Courts, not legislatures.
Why? Arguably because the courts led in most cases on gender rights; the legislature (and at times , such as the US, the courts) followed on equal marriage.
• But even where the legislature followed, some countries moved very quickly: Netherlands, Canada, Spain, while others dragged – Austria, Germany, Switzerland. • And, following the reading, some countries – Estonia – have moved, while other, very similar countries – Lithuania, Latvia – have not.
• Takes us to the….
Party System
Pelz reading: Contrast between Estonia, on the one hand, and Latvia, Lithuania, on the other, is fascinating because of a high-degree of similarity between the cases; he is comparing ‘most-similar’ cases.
His argument: the party system explains the difference. Where a small far-right party disrupts the party-system (Order and Justice in Lithuania, Latvia First), and uses LBGTQ+ rights as wedge issue, it prevents the moderate parties from moving on this issue.
In Europe, the relative laggards on LGBTQ+ rights: Austria, Denmark [within a Nordic context], Italy, Northern Ireland all have a strong far-right party. A stronger explanation, it seems than religion (Ireland, Spain) in rich democracies.

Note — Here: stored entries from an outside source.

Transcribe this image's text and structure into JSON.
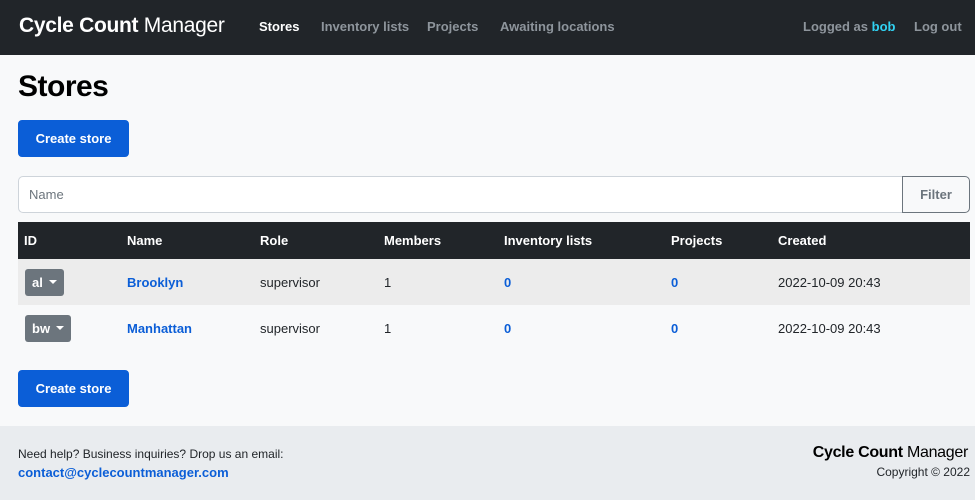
{
  "navbar": {
    "brand_bold": "Cycle Count",
    "brand_light": "Manager",
    "links": [
      {
        "label": "Stores",
        "active": true
      },
      {
        "label": "Inventory lists"
      },
      {
        "label": "Projects"
      },
      {
        "label": "Awaiting locations"
      }
    ],
    "logged_prefix": "Logged as",
    "username": "bob",
    "logout_label": "Log out"
  },
  "page": {
    "title": "Stores",
    "create_label": "Create store"
  },
  "filter": {
    "placeholder": "Name",
    "button_label": "Filter"
  },
  "table": {
    "columns": [
      "ID",
      "Name",
      "Role",
      "Members",
      "Inventory lists",
      "Projects",
      "Created"
    ],
    "rows": [
      {
        "id": "al",
        "name": "Brooklyn",
        "role": "supervisor",
        "members": "1",
        "inventory_lists": "0",
        "projects": "0",
        "created": "2022-10-09 20:43"
      },
      {
        "id": "bw",
        "name": "Manhattan",
        "role": "supervisor",
        "members": "1",
        "inventory_lists": "0",
        "projects": "0",
        "created": "2022-10-09 20:43"
      }
    ]
  },
  "footer": {
    "help_text": "Need help? Business inquiries? Drop us an email:",
    "email": "contact@cyclecountmanager.com",
    "brand_bold": "Cycle Count",
    "brand_light": "Manager",
    "copyright": "Copyright © 2022"
  },
  "colors": {
    "navbar_bg": "#212529",
    "primary": "#0b5ed7",
    "username": "#31d2f2",
    "id_badge": "#6c757d"
  }
}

Other factors – education, gender – explain variation within countries, but regime type (democracy) and party system (stable, absence of a far-right party on which the government depends for support) determine the extent of aLGBTQ+ rights.
However…..
Conclusion
Of the topics covered, institutional account is possibly the least convincing in the case of equality rights.
• Legislatures enacted equal marriage, but as legislatures enact everything calling this fact “institutional” risks being true but trivial.
• The courts are important – more so for gender than sexuality –and this reflects an age-old concern about the implications for minorities of majoritarianism; nothing particularly new here.
• Pelz’s argument is the most convincing institutional account and does explain the Baltic states. Question: does the argument travel?
• Likely have to search for the answer at the social level: mass coming out in NA/Europe (harder to be a homophobe when your son, daughter, uncle, best friend etc. is gay/bi/lesbian and in social movements taking advantage of democratic spaces to lobby for LGBTQ+ rights.